Deal only with a reputable lender: Sellers now are looking much more closely at who the buyer's lender is. To avoid instances in which the lender might not be able to deliver on the loan, they want to see that any prospective buyer is working with a financially sound and reputable lender, says Blackwell. Most national brokerages and banks have local branches, so buyers should ask their real estate agent (and the buyer's agent who is representing them) or builder for recommendations.
To satisfy any doubts you might have about a particular lender, visit the Better Business Bureau's Web site to find out what kind of reputation they have.

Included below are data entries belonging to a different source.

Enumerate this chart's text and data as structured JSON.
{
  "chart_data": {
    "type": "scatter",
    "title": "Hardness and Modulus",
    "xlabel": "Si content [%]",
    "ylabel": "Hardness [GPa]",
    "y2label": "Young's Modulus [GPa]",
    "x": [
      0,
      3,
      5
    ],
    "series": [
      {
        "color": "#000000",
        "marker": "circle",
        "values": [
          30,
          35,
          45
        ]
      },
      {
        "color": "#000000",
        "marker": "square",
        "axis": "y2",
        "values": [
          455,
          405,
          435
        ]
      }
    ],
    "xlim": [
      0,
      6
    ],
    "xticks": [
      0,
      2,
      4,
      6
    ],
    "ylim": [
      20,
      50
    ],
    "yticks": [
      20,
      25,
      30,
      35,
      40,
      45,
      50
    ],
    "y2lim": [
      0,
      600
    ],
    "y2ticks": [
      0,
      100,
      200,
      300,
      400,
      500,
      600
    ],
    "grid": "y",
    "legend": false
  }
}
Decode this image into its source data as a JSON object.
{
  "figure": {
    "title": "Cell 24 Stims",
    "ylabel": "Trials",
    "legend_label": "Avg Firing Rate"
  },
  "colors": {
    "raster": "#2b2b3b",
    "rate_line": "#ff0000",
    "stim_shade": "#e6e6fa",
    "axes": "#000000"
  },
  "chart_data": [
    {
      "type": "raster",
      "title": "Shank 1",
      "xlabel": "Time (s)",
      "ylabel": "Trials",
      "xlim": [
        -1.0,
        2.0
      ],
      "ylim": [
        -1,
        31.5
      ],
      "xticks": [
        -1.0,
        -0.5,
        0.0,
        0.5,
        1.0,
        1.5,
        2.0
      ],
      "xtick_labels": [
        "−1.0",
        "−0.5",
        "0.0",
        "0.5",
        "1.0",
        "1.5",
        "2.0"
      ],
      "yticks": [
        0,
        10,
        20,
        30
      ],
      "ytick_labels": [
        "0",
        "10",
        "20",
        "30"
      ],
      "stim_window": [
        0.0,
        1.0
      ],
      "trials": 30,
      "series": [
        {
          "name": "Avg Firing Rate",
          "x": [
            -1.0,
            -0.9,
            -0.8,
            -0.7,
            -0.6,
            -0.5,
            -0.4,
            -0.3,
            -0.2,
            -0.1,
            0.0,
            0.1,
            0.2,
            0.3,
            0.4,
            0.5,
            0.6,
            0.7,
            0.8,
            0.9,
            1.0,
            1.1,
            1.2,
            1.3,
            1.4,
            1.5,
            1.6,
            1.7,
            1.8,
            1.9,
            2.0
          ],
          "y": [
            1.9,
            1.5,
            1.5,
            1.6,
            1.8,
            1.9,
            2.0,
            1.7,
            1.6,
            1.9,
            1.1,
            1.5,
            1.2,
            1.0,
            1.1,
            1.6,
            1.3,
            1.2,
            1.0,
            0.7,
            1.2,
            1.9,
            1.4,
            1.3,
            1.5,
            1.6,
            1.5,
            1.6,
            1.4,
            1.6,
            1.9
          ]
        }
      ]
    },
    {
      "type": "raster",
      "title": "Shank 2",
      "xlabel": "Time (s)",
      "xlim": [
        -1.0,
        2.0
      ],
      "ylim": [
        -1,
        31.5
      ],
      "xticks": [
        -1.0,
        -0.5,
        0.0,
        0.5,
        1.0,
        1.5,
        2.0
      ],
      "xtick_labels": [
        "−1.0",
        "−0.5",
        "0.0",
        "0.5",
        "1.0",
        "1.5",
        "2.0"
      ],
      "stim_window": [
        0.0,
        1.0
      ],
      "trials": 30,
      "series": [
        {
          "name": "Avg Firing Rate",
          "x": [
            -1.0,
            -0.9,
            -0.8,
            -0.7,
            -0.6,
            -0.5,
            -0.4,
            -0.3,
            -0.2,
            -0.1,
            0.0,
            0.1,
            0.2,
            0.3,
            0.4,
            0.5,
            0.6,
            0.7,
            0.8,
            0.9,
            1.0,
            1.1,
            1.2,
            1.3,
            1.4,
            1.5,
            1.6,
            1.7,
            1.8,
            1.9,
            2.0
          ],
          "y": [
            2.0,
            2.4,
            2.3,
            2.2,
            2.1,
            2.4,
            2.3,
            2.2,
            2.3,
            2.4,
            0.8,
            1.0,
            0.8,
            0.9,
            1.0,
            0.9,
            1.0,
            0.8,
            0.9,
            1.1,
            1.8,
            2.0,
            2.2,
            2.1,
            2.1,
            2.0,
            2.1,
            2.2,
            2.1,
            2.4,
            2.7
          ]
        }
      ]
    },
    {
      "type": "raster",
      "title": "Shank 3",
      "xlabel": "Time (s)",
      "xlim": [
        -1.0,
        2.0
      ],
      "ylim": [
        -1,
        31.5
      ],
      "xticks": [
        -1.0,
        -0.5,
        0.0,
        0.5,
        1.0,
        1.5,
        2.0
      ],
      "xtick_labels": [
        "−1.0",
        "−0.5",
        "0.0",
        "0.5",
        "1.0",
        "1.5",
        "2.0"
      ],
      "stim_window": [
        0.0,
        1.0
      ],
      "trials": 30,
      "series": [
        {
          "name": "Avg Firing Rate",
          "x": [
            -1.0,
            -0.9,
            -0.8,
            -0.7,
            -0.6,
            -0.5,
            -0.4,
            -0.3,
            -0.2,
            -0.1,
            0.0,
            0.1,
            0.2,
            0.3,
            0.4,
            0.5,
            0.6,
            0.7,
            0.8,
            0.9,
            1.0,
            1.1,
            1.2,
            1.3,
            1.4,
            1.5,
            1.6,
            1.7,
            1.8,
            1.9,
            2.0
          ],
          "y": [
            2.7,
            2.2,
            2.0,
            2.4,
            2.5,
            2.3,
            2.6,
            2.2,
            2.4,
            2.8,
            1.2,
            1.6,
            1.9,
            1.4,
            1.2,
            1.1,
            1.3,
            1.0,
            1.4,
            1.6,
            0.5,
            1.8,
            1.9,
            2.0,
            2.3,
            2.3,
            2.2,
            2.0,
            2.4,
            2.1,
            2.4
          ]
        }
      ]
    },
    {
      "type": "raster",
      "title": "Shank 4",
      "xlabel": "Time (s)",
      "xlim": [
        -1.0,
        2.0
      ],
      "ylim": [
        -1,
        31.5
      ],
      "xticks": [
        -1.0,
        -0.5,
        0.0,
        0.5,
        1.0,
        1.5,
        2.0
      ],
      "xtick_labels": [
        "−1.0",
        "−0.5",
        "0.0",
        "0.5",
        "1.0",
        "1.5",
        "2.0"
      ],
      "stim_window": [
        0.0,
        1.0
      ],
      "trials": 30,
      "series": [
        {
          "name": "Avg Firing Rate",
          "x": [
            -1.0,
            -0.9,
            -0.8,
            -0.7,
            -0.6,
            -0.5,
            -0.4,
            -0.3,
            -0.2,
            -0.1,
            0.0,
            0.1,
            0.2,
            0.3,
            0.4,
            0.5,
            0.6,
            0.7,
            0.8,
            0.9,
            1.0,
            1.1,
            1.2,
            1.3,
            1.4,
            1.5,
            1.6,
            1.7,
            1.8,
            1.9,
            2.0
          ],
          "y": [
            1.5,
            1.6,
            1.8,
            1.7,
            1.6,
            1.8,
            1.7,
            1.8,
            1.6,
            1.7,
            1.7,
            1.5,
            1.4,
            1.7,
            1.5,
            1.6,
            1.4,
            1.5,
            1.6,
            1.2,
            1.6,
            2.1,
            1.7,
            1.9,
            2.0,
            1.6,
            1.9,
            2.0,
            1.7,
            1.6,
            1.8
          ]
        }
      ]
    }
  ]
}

Watch the clock: Preapproval letters -- and the documents they verify -- have expiration dates. Those dates vary by lender, but the letters are typically valid for 90 days, Blackwell says. If you're still house-hunting after, say, 60 days, and you're concerned, ask your lender to revalidate the preapproval letter. Sellers want to be sure the buyer's financial situation hasn't changed since the time the lender initially checked them out.
If any part of your financial picture has changed -- your credit, job status, income or assets, for example -- you should notify the lender so your preapproval can be adjusted.